Mensen in energiearmoede blijven in de kou staan

De Koning Boudewijnstichting publiceerde vorige week haar vijfde Barometer Energiearmoede met cijfers van 2009 tot 2017. Het aantal Belgische gezinnen dat niet genoeg geld had om hun woning comfortabel te verwarmen en verlichten, blijft hangen op ruim 21 procent - hoewel de voorbije winters relatief zacht waren. Ook Vlaanderen krijgt het probleem maar niet onder controle: hier tellen we 260.000 gezinnen in energiearmoede, berekende het Vlaams Energieagentschap. Het gerichte programma van de Vlaamse overheid dat hier verandering in moet brengen, dateert uit 2016 en krijgt dit voorjaar een update met een sterkere focus op energiebesparende investeringen. 

Dubbel risico voor huurders

De Barometer maakt gebruik van drie soorten indicatoren om energiearmoede te meten. 11,4 procent van de Vlaamse gezinnen valt onder de gemeten energiearmoede (gEA): zij moeten een te groot deel van hun beschikbaar inkomen besteden aan hun energiefactuur. 3,1 procent van de Vlaamse gezinnen lijdt onder verborgen energiearmoede (VEA) en moet hun energieverbruik terugschroeven tot onder hun basisbehoefte. Ten slotte heb je nog de subjectieve armoede: 2,5 procent van de gezinnen zegt zelf dat ze onvoldoende financiële middelen hebben om hun woning te verwarmen. 

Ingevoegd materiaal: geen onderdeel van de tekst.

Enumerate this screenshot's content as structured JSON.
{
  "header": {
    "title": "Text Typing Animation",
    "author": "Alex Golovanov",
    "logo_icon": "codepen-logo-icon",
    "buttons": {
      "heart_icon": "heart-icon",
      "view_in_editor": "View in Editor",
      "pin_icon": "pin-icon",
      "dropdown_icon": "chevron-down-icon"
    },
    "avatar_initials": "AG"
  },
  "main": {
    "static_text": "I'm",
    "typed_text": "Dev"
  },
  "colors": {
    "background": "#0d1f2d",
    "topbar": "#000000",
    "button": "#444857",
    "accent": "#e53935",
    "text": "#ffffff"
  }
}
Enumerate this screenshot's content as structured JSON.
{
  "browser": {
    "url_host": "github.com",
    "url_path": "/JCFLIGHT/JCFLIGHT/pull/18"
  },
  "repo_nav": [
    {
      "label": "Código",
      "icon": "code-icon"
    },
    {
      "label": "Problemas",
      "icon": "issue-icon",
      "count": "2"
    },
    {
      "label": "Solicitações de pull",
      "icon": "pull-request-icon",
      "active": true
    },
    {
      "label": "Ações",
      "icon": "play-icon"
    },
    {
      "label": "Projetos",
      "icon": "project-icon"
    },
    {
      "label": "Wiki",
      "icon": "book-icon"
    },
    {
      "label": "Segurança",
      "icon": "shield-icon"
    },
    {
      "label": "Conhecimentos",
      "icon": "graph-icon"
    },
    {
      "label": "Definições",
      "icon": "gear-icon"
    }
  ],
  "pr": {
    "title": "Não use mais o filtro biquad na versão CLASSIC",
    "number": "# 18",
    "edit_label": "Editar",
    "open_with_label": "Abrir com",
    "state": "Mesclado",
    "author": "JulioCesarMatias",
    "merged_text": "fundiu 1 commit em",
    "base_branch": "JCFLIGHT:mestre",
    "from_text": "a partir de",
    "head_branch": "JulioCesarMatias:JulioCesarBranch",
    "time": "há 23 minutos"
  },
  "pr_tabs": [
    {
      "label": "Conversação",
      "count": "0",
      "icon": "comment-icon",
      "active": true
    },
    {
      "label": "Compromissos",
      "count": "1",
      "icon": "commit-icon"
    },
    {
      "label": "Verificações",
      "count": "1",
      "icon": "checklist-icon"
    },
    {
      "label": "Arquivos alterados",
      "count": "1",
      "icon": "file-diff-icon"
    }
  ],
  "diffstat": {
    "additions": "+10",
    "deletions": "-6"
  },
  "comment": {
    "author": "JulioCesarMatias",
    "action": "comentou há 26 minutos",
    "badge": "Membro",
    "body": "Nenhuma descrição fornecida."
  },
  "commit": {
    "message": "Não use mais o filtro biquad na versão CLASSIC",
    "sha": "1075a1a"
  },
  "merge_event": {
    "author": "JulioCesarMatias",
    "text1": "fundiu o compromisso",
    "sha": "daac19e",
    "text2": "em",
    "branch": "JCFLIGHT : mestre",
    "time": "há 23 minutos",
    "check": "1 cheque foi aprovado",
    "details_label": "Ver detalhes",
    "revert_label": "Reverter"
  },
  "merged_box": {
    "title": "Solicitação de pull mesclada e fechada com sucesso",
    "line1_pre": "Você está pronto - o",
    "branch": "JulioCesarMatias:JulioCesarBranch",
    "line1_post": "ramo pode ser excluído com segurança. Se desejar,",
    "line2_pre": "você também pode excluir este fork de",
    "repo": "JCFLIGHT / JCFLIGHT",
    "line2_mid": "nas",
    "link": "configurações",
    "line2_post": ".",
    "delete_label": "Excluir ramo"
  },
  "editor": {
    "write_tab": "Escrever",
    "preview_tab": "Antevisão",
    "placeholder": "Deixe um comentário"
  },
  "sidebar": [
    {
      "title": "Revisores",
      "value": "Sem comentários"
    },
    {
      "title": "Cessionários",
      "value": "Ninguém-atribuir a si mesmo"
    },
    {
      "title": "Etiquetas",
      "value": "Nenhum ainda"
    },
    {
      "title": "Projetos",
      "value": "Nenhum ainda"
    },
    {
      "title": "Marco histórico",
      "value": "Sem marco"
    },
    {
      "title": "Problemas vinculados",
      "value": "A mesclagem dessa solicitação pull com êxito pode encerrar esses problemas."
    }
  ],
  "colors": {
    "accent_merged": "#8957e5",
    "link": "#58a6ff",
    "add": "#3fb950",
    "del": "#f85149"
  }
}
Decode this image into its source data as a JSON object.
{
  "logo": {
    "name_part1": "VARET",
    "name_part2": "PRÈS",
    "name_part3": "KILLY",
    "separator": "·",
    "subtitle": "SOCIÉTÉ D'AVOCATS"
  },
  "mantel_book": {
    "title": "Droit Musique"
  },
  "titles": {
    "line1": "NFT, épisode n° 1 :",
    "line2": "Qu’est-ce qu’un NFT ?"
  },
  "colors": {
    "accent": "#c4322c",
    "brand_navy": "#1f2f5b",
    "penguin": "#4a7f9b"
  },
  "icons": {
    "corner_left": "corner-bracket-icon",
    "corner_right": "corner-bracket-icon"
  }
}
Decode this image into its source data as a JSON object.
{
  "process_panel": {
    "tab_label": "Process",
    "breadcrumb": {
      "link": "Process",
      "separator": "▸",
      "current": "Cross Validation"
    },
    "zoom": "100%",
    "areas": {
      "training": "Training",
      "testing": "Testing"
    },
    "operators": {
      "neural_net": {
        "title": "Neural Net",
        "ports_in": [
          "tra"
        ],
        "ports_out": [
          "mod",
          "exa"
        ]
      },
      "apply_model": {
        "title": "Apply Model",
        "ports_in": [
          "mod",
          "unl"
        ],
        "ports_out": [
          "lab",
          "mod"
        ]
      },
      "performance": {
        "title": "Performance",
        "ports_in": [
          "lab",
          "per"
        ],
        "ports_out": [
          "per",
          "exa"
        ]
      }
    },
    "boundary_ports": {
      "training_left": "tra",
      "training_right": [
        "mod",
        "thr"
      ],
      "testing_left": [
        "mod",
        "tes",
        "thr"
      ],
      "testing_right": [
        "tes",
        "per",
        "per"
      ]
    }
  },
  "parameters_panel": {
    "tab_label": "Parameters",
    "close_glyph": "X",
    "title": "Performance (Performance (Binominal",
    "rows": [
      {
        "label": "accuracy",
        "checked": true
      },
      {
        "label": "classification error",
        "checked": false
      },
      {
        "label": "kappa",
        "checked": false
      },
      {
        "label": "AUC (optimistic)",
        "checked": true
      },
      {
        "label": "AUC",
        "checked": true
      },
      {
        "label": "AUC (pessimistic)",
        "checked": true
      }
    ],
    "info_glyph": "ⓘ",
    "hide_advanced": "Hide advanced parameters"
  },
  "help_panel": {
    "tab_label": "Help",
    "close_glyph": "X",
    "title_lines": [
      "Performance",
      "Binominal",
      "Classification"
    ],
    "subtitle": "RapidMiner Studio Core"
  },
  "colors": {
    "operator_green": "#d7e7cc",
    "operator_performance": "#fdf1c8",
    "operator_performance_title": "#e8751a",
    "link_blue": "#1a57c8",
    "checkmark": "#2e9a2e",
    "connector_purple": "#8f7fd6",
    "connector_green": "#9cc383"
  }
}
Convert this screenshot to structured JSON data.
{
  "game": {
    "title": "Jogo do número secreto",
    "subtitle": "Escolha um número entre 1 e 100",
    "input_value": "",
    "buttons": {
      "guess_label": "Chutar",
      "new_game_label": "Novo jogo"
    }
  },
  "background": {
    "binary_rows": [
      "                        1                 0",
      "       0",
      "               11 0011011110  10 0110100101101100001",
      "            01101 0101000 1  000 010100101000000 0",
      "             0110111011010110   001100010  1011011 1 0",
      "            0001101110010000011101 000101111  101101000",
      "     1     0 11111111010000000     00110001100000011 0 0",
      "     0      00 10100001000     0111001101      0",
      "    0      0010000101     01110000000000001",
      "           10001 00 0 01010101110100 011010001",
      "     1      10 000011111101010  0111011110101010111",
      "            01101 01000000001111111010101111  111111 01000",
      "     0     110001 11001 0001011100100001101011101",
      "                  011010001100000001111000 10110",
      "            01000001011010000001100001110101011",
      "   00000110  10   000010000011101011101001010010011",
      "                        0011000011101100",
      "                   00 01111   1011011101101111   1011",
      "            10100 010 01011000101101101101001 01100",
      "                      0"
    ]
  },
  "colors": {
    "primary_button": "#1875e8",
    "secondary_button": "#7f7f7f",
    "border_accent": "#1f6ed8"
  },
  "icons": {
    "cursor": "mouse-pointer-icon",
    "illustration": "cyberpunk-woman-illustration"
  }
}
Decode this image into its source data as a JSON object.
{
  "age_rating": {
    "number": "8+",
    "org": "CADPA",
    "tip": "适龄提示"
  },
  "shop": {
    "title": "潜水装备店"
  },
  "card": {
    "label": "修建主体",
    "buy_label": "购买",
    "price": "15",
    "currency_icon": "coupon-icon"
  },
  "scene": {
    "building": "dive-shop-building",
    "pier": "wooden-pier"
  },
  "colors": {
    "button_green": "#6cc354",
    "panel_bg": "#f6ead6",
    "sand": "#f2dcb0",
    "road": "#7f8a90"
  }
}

De Koning Boudewijnstichting merkt op dat het risico niet voor iedereen even groot is. Huurders lopen twee tot driemaal zoveel kans om in energiearmoede te vallen dan eigenaars, en het verschil wordt steeds groter. Maar ook alleenstaanden - vooral vrouwen en ouderen - en eenoudergezinnen zijn een risicogroep. Het is niet eenvoudig te achterhalen of een slechte gezondheid aanleiding geeft tot energiearmoede, of omgekeerd. Wel is duidelijk dat de groepen die met energiearmoede kampen, meer dan tweemaal zo vaak aangeven met gezondheidsproblemen te sukkelen: 18,3 procent verklaart in in slechte of zeer slechte gezondheid te zijn.

De remedie?

De Koning Boudewijnstichting formuleert elf hefbomen om het probleem aan te pakken. De focus van de maatregelen is duidelijk: er moet veel meer gebeuren om de kwaliteit en energieprestatie van de woningen te verbeteren, zowel bij eigenaars als (sociale) verhuurders. De herziening van het Vlaamse energiearmoedeprogramma dit voorjaar biedt kansen. Maar ook het Energie- en Klimaatplan 2030 moet aandacht besteden aan de sociale gevolgen van de energietransitie: de koolstoftaks en de lastenverschuiving van elektriciteit naar aardgas en stookolie moeten zeker gepaard gaan met sociale correcties.